Apesar da minha intervenção laudatória, não se alterou e foi adiante:
-Com 16 anos de idade, escrevi meu primeiro romance, “Rêve d' Enfer” (Sonho do Inferno).
-Os flaubertianos reconhecem que essa obra, sendo juvenil, é imatura, mas vislumbraram vestígios das suas heroínas.
-Eu, com 15 anos de idade, já nutria uma grande paixão.
-E não era por uma coleguinha de folguedos.
-Creio que a proximidade com os pacientes de meu pai me amadureceu antes do tempo. Apaixonei-me por uma mulher onze anos mais velha do que eu, e casada: Elisa Schlesinger.
-Como Balzac, você escrevia romances na sua juventude, e sentia atração por mulheres mais velhas. É verdade que Balzac escreveu romances à Walter Scott, que ele renegaria, para começar a escrever talentosamente depois dos 30 anos de idade.
-Elisa Schlesinger inspirou personagens minhas de vários romances: “Mémoires d'un Fou” (“Memórias de um Louco”, de 1838; “Novembre”, de 1842; e “L' Educacion Sentimentale”, de 1869.
-Então, o seu amor por Elisa Schlesinger não foi juvenil, durou todo esse tempo?
-Como a minha paixão pela literatura, prolongou-se por toda a vida.
-Mas você não se casou com ela?
-Declarei-lhe meu amor 30 anos depois, quando ele era uma viúva, mas fui rejeitado.
-Mas voltando à sua época de estudante, o seu pai o ajudava, naturalmente?
-Enviou-me para Paris, onde eu estudaria direito. Lá, gastei o dinheiro que me remetia na esbórnia.
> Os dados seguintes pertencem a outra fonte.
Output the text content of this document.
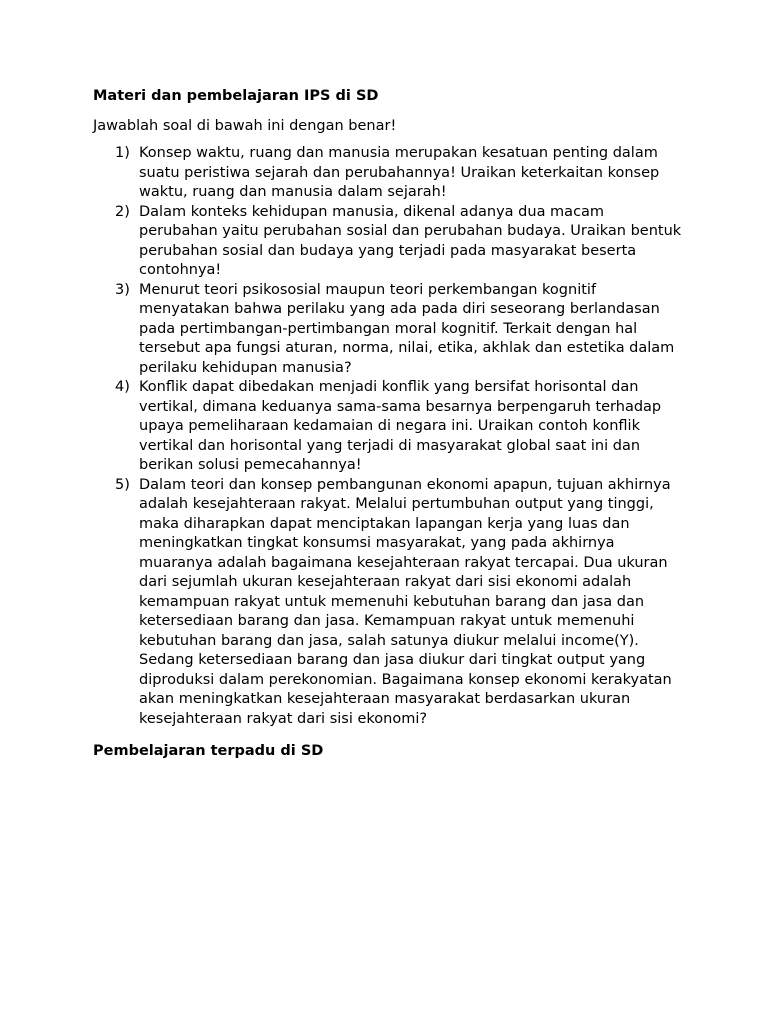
Materi dan pembelajaran IPS di SD

Jawablah soal di bawah ini dengan benar!

1) Konsep waktu, ruang dan manusia merupakan kesatuan penting dalam suatu peristiwa sejarah dan perubahannya! Uraikan keterkaitan konsep waktu, ruang dan manusia dalam sejarah!
2) Dalam konteks kehidupan manusia, dikenal adanya dua macam perubahan yaitu perubahan sosial dan perubahan budaya. Uraikan bentuk perubahan sosial dan budaya yang terjadi pada masyarakat beserta contohnya!
3) Menurut teori psikososial maupun teori perkembangan kognitif menyatakan bahwa perilaku yang ada pada diri seseorang berlandasan pada pertimbangan-pertimbangan moral kognitif. Terkait dengan hal tersebut apa fungsi aturan, norma, nilai, etika, akhlak dan estetika dalam perilaku kehidupan manusia?
4) Konflik dapat dibedakan menjadi konflik yang bersifat horisontal dan vertikal, dimana keduanya sama-sama besarnya berpengaruh terhadap upaya pemeliharaan kedamaian di negara ini. Uraikan contoh konflik vertikal dan horisontal yang terjadi di masyarakat global saat ini dan berikan solusi pemecahannya!
5) Dalam teori dan konsep pembangunan ekonomi apapun, tujuan akhirnya adalah kesejahteraan rakyat. Melalui pertumbuhan output yang tinggi, maka diharapkan dapat menciptakan lapangan kerja yang luas dan meningkatkan tingkat konsumsi masyarakat, yang pada akhirnya muaranya adalah bagaimana kesejahteraan rakyat tercapai. Dua ukuran dari sejumlah ukuran kesejahteraan rakyat dari sisi ekonomi adalah kemampuan rakyat untuk memenuhi kebutuhan barang dan jasa dan ketersediaan barang dan jasa. Kemampuan rakyat untuk memenuhi kebutuhan barang dan jasa, salah satunya diukur melalui income(Y). Sedang ketersediaan barang dan jasa diukur dari tingkat output yang diproduksi dalam perekonomian. Bagaimana konsep ekonomi kerakyatan akan meningkatkan kesejahteraan masyarakat berdasarkan ukuran kesejahteraan rakyat dari sisi ekonomi?

Pembelajaran terpadu di SD
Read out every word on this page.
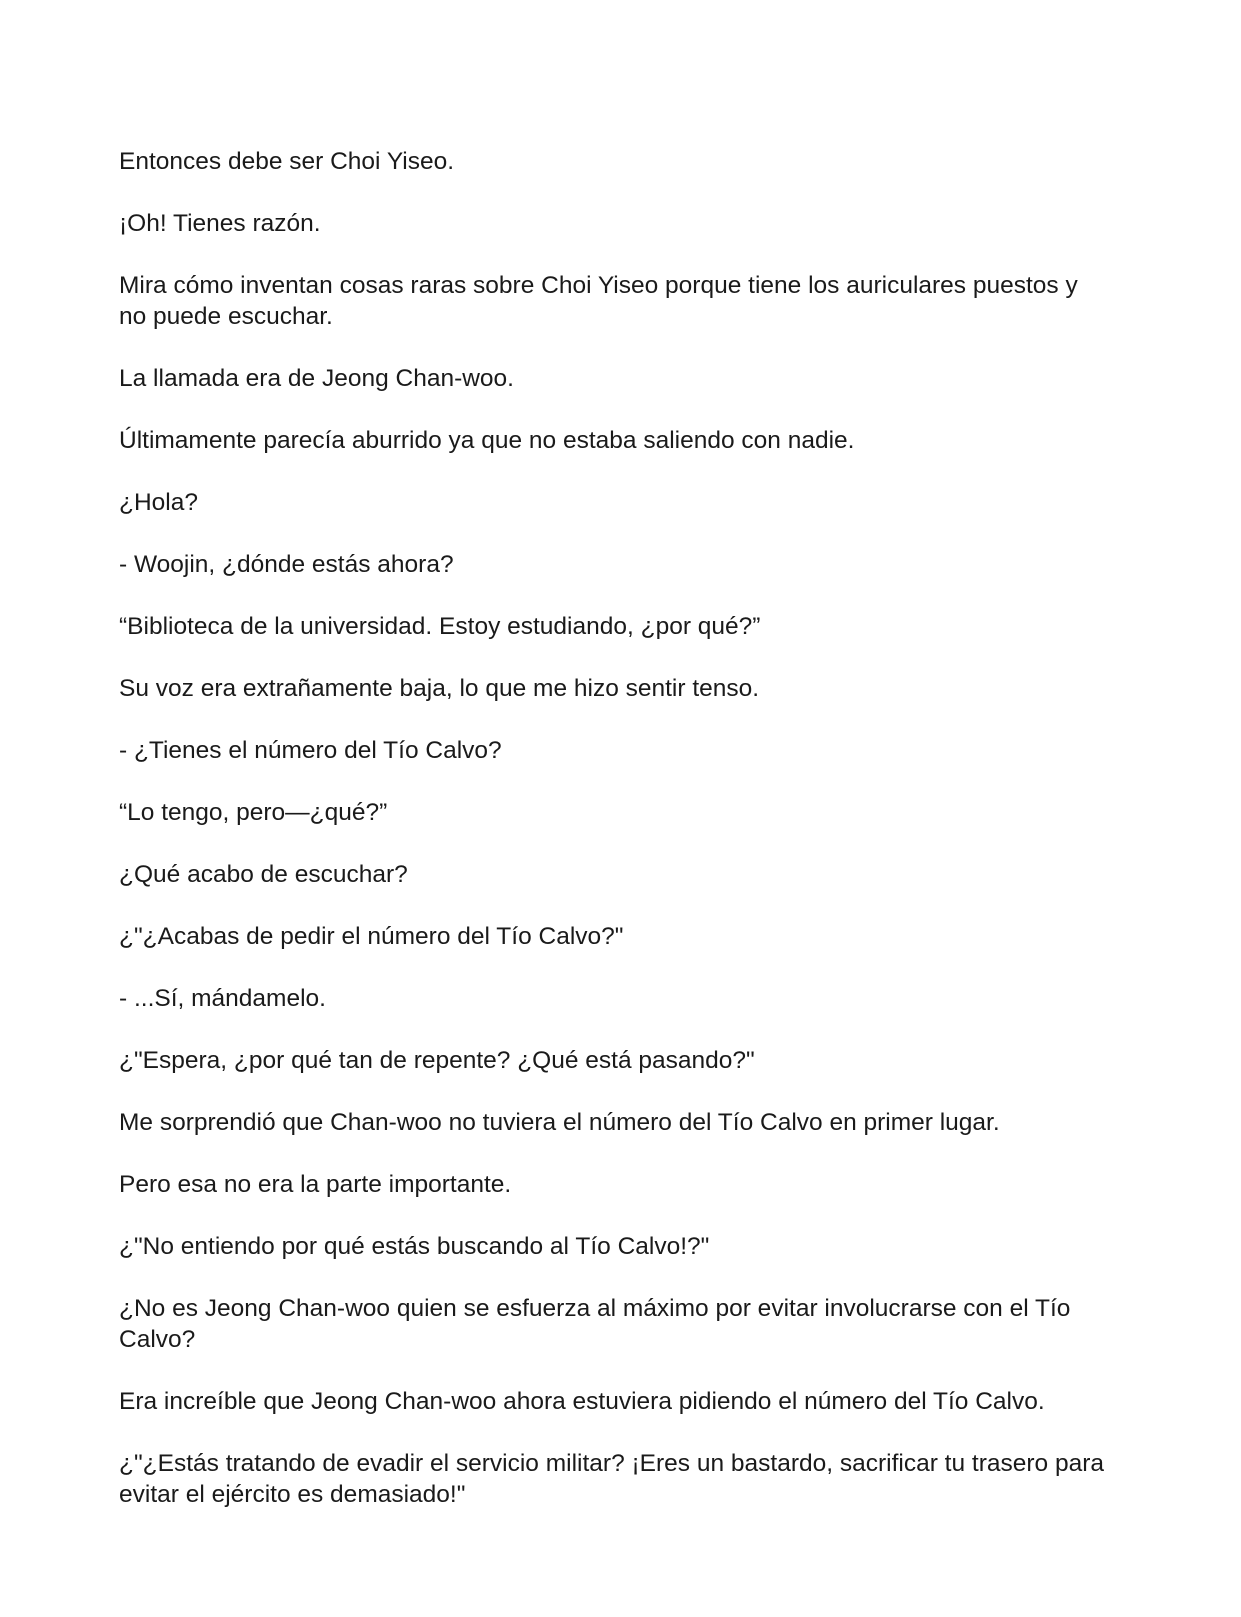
Entonces debe ser Choi Yiseo.

¡Oh! Tienes razón.

Mira cómo inventan cosas raras sobre Choi Yiseo porque tiene los auriculares puestos y no puede escuchar.

La llamada era de Jeong Chan-woo.

Últimamente parecía aburrido ya que no estaba saliendo con nadie.

¿Hola?

- Woojin, ¿dónde estás ahora?

“Biblioteca de la universidad. Estoy estudiando, ¿por qué?”

Su voz era extrañamente baja, lo que me hizo sentir tenso.

- ¿Tienes el número del Tío Calvo?

“Lo tengo, pero—¿qué?”

¿Qué acabo de escuchar?

¿"¿Acabas de pedir el número del Tío Calvo?"

- ...Sí, mándamelo.

¿"Espera, ¿por qué tan de repente? ¿Qué está pasando?"

Me sorprendió que Chan-woo no tuviera el número del Tío Calvo en primer lugar.

Pero esa no era la parte importante.

¿"No entiendo por qué estás buscando al Tío Calvo!?"

¿No es Jeong Chan-woo quien se esfuerza al máximo por evitar involucrarse con el Tío Calvo?

Era increíble que Jeong Chan-woo ahora estuviera pidiendo el número del Tío Calvo.

¿"¿Estás tratando de evadir el servicio militar? ¡Eres un bastardo, sacrificar tu trasero para evitar el ejército es demasiado!"
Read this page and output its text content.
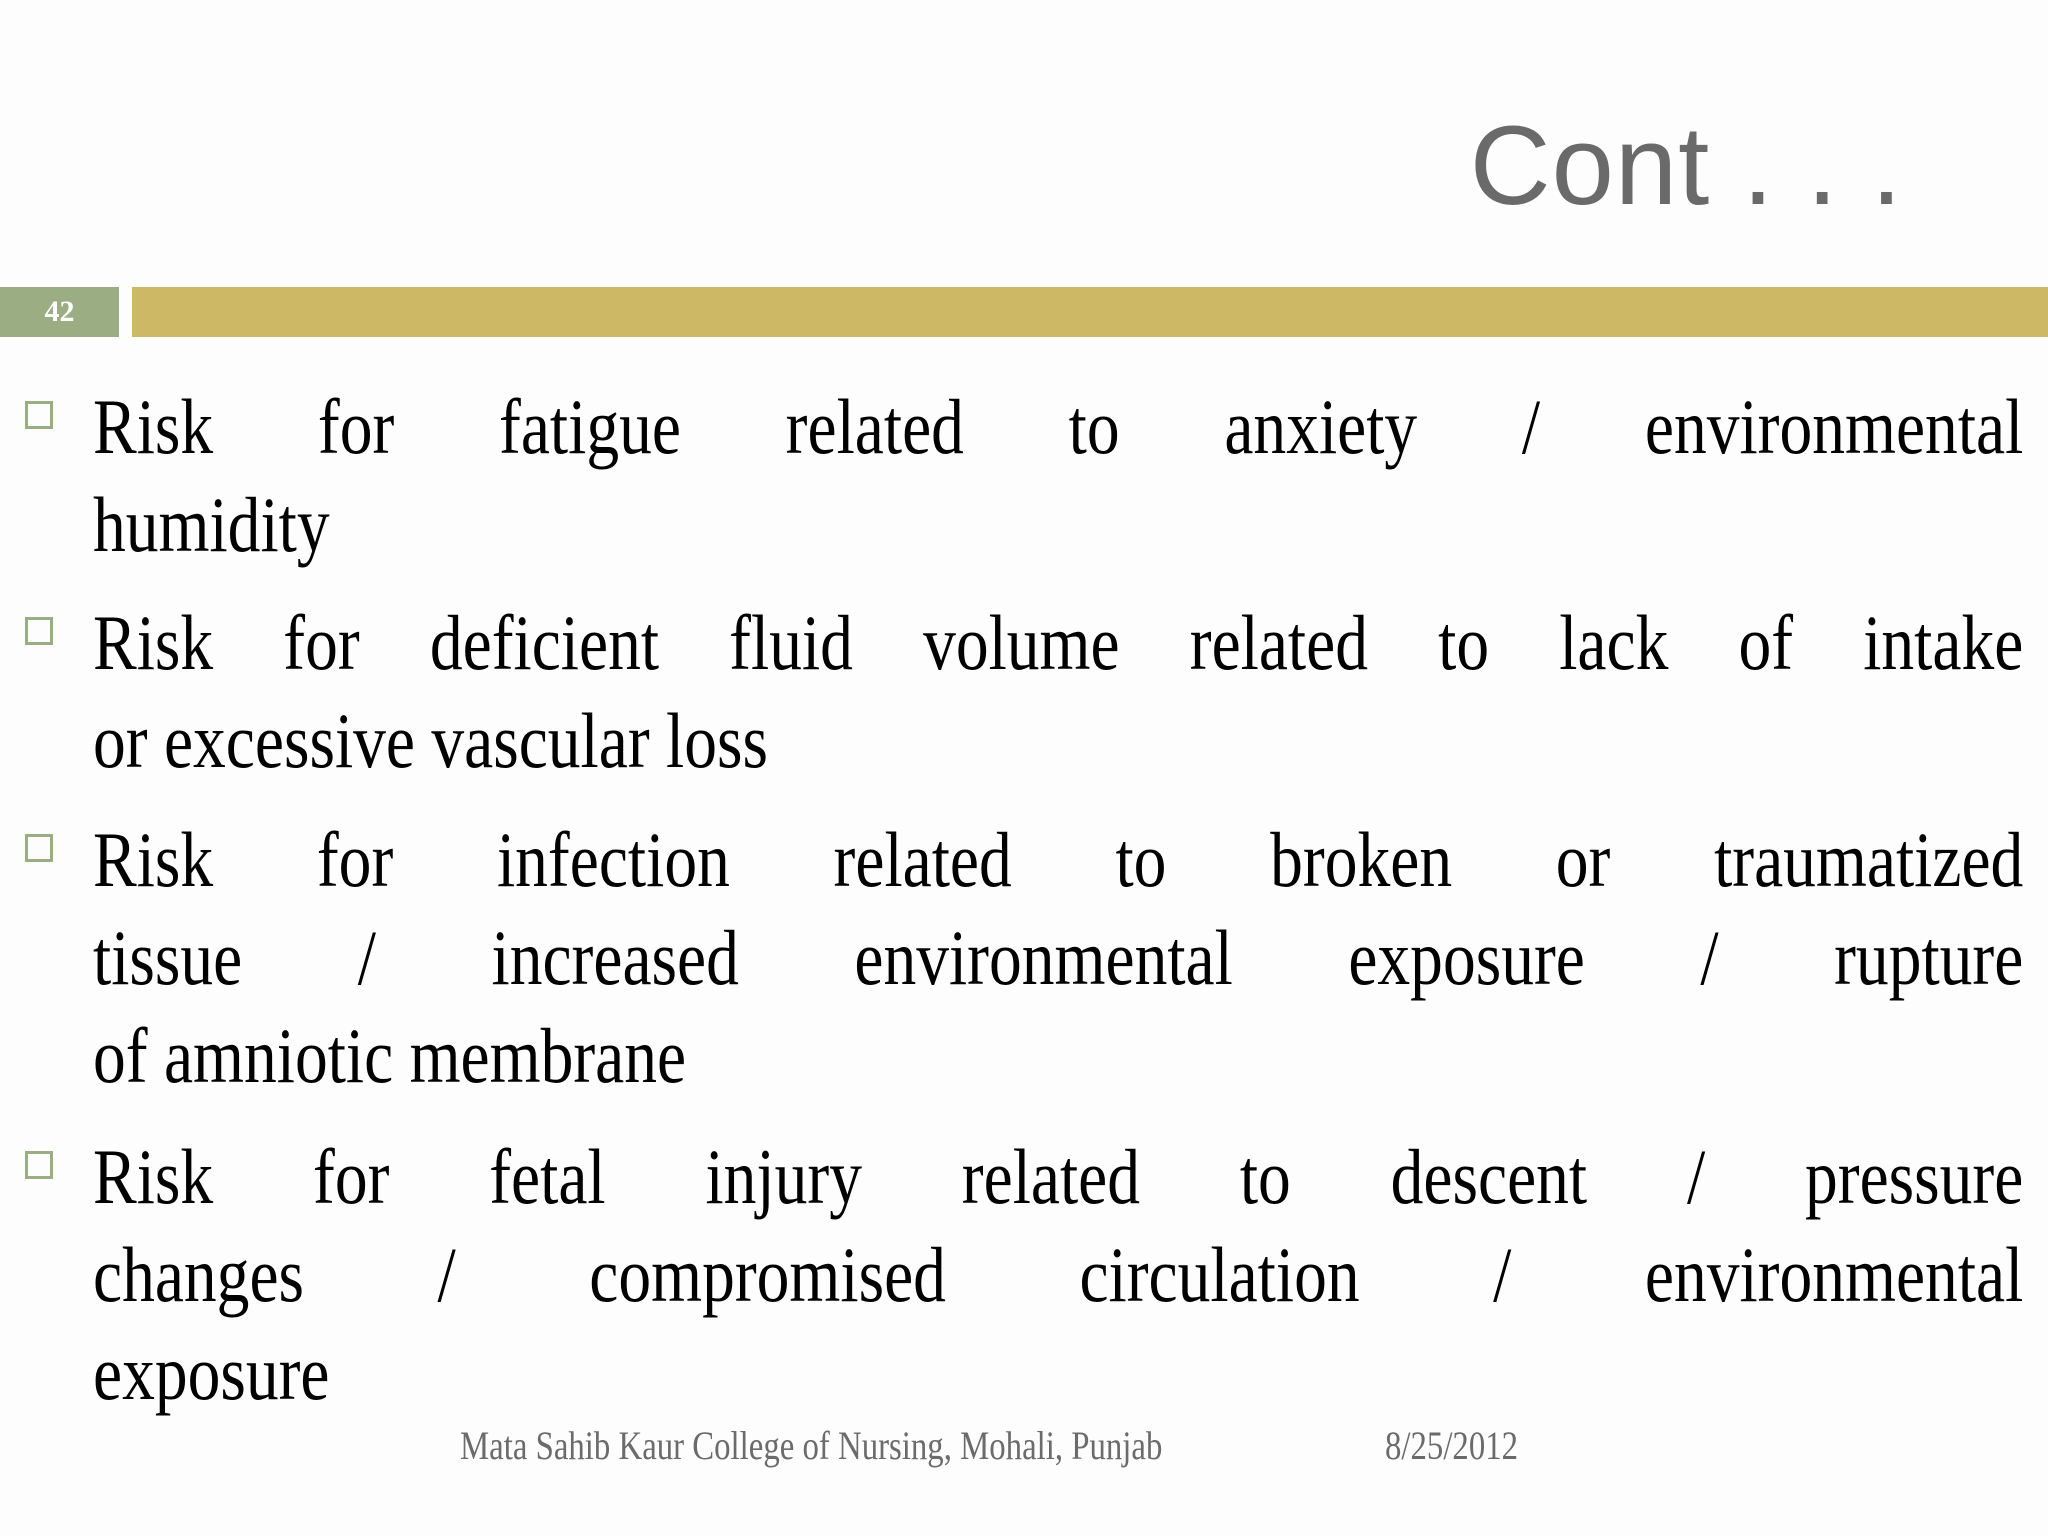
Cont . . .
42
Risk for fatigue related to anxiety / environmental
humidity
Risk for deficient fluid volume related to lack of intake
or excessive vascular loss
Risk for infection related to broken or traumatized
tissue / increased environmental exposure / rupture
of amniotic membrane
Risk for fetal injury related to descent / pressure
changes / compromised circulation / environmental
exposure
Mata Sahib Kaur College of Nursing, Mohali, Punjab	8/25/2012
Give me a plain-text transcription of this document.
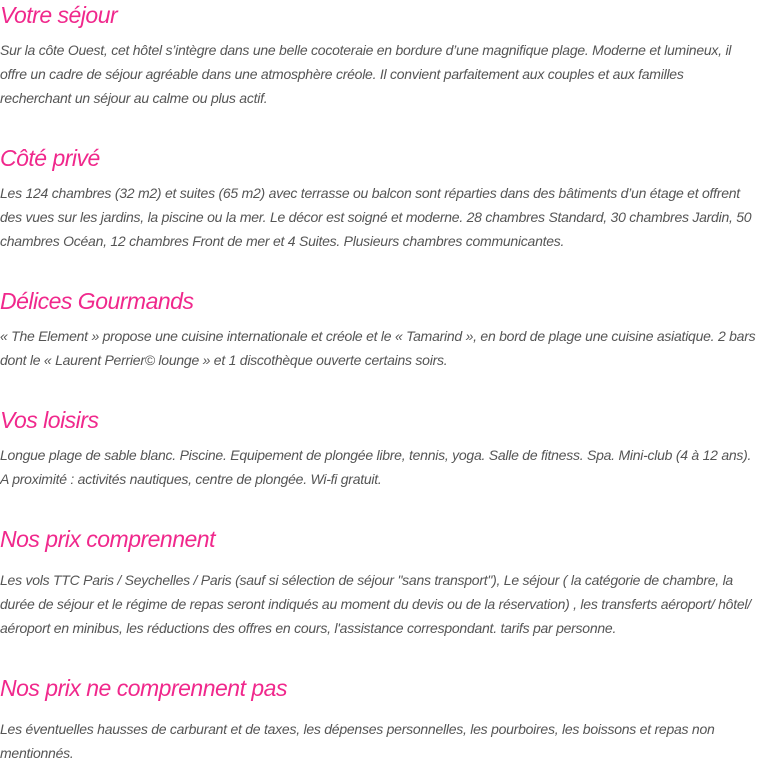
Votre séjour

Sur la côte Ouest, cet hôtel s’intègre dans une belle cocoteraie en bordure d’une magnifique plage. Moderne et lumineux, il offre un cadre de séjour agréable dans une atmosphère créole. Il convient parfaitement aux couples et aux familles recherchant un séjour au calme ou plus actif.

Côté privé

Les 124 chambres (32 m2) et suites (65 m2) avec terrasse ou balcon sont réparties dans des bâtiments d’un étage et offrent des vues sur les jardins, la piscine ou la mer. Le décor est soigné et moderne. 28 chambres Standard, 30 chambres Jardin, 50 chambres Océan, 12 chambres Front de mer et 4 Suites. Plusieurs chambres communicantes.

Délices Gourmands

« The Element » propose une cuisine internationale et créole et le « Tamarind », en bord de plage une cuisine asiatique. 2 bars dont le « Laurent Perrier© lounge » et 1 discothèque ouverte certains soirs.

Vos loisirs

Longue plage de sable blanc. Piscine. Equipement de plongée libre, tennis, yoga. Salle de fitness. Spa. Mini-club (4 à 12 ans). A proximité : activités nautiques, centre de plongée. Wi-fi gratuit.

Nos prix comprennent

Les vols TTC Paris / Seychelles / Paris (sauf si sélection de séjour "sans transport"), Le séjour ( la catégorie de chambre, la durée de séjour et le régime de repas seront indiqués au moment du devis ou de la réservation) , les transferts aéroport/ hôtel/ aéroport en minibus, les réductions des offres en cours, l'assistance correspondant. tarifs par personne.

Nos prix ne comprennent pas

Les éventuelles hausses de carburant et de taxes, les dépenses personnelles, les pourboires, les boissons et repas non mentionnés.
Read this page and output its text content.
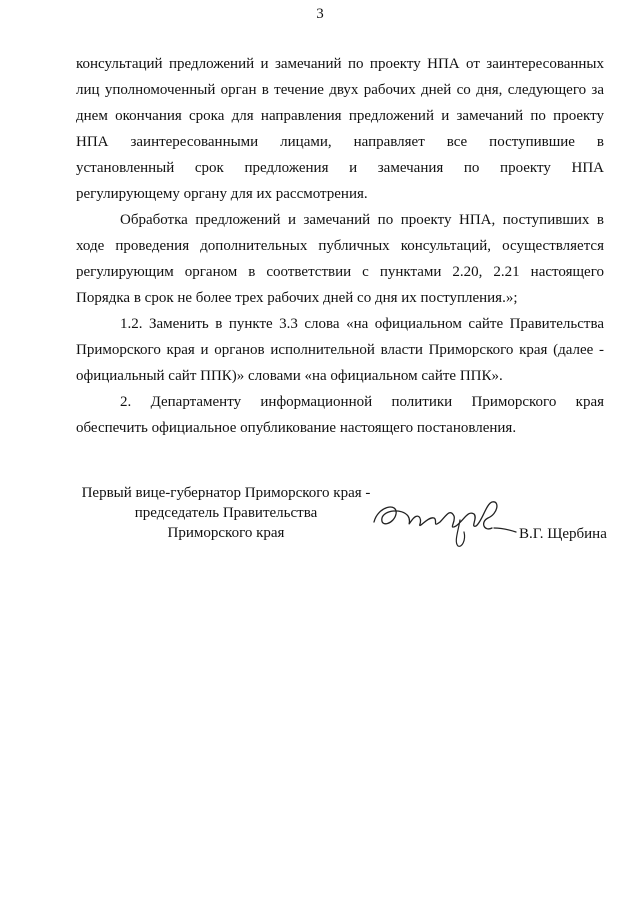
3
консультаций предложений и замечаний по проекту НПА от заинтересованных
лиц уполномоченный орган в течение двух рабочих дней со дня, следующего за
днем окончания срока для направления предложений и замечаний по проекту
НПА заинтересованными лицами, направляет все поступившие в
установленный срок предложения и замечания по проекту НПА
регулирующему органу для их рассмотрения.
Обработка предложений и замечаний по проекту НПА, поступивших в
ходе проведения дополнительных публичных консультаций, осуществляется
регулирующим органом в соответствии с пунктами 2.20, 2.21 настоящего
Порядка в срок не более трех рабочих дней со дня их поступления.»;
1.2. Заменить в пункте 3.3 слова «на официальном сайте Правительства
Приморского края и органов исполнительной власти Приморского края (далее -
официальный сайт ППК)» словами «на официальном сайте ППК».
2. Департаменту информационной политики Приморского края
обеспечить официальное опубликование настоящего постановления.
Первый вице-губернатор Приморского края -
председатель Правительства
Приморского края	В.Г. Щербина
O direito não me interessava, eu era um aluno relapso, consequentemente, fui reprovado nos exames da Universidade de Paris.
-E retornou à sua cidade?
-Sofri com problemas de saúde; tive crises nervosas com alucinações e perdas de consciência.
-Nada como a companhia de um pai médico nesse momento. - frisei.
-Fui diagnosticado como histérico-epiléptico. Meu pai me tratou com sangrias e dietas, isolando-me num sítio em Croisset, às margens do Rio Sena. Nessa quietude, faleceram meu pai e, de parto, minha irmã Caroline. Mesmo com esses dramas, a minha saúde foi restabelecida, e essas crises só retornariam muitos anos depois, quando eu me aproximava do fim.
-Você, naturalmente, não se fechou para todas as mulheres por causa de Elisa Schlesinger.
-Não, com 25 anos de idade, conheci Louise Collet, separada do marido, e mãe de uma jovem de 16 anos.
E continuou:
Louise Collet era amante do filósofo Vitor Cousin, o que não impediu um relacionamento entre nós.
-Flaubert e Balzac num extremo, e Nabokov do outro. - pensei sem me manifestar.
-Meus amigos me preveniam sobre a sua personalidade presunçosa e afetada. Quando os meus olhos se abriram, eu vi que estavam cobertos de razão. A minha atração por ela murchou definitivamente.
-E você rompeu com ela.
-Rompi e, em seguida, dediquei quase todas as minhas horas a trabalhar para escrever bons livros.
-E assim vieram “Madame Bovary”, “Salambô”, “A Educação Sentimental”, “A Tentação de Santo Antônio”, “Três Contos”, “Bouvard e Pécuchet”, além de peças de teatro como “O Candidato”, “O Castelo dos Corações”...
-Hora de eu me ir. - interrompeu-me.
-Sua partida nos deixará triste.
-Cuidado com a tristeza, ela é um vício. - disse antes de partir.